While the 4,000 wholesalers were desperate for good Lite work, JWT was under particular pressure. Miller, in fact, hedged its bets and revived its relationship with WPP sibling Y&R Advertising, Chicago, said Miller insiders. Y&R will work on new products, but a Miller insider said he believes Y&R would have been MGD's new agency had the JWT work not done well. Another said the brewer wanted more options. "Miller Lite is a problem. [MGD at] Thompson was shaky. They needed another [large agency] just in case," an executive close to the brewer said.
Still themed "Never miss a genuine opportunity," the MGD effort is more lighthearted and less lusty. In one, a suntanning woman hands a poolboy her beer to open it-but he walks off with the beer.
One attendee said there was an audible sigh of relief from the crowd after the MGD work was shown, while another said distributors were pleased to see more of an emphasis on refreshment and music in the MGD campaign.
The ads were the largest stable at least since 1982, signifying Miller's confidence in the work. Miller spending could reach its highest point since the mid-'90s. The brewer said it would spend at least 20% more this year than last year's $191.4 million in measured media, as calculated by Taylor Nelson Sofres' CMR.
Ten ads were devoted to Miller Lite and again were themed "Grab a Lite. It's Miller Time."

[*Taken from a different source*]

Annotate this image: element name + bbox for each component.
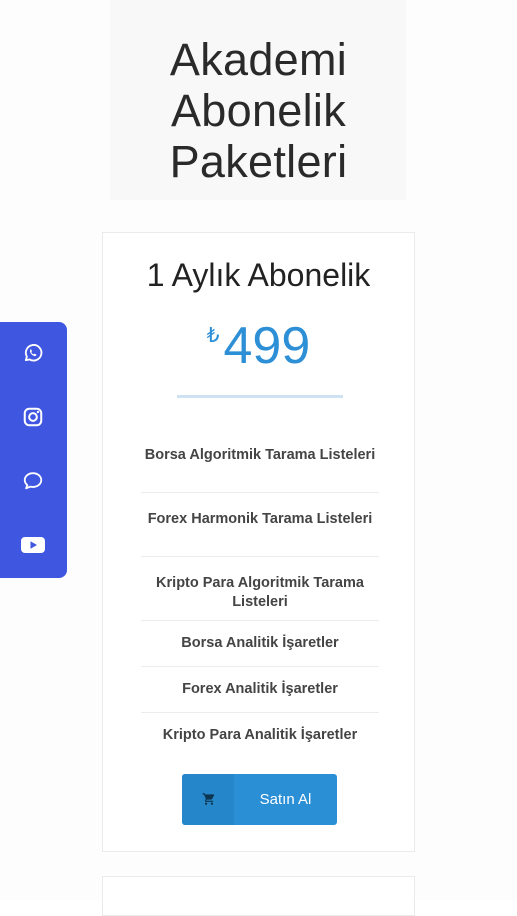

Miller also showed Hispanic work for MGD and Lite; commercials for High Life and High Life Light; corporate branding spots; music-video-style ads and cheeky responsibility spots. Independent Wieden & Kennedy, Portland, Ore., handles High Life, while Don Coleman Advertising (partly owned by True North Communications), Southfield, Mich., created the responsibility ads that show the aftermath of a hard night's drinking. Ogilvy handled the corporate branding work. A Miller spokesman said the entire flight would run by late summer.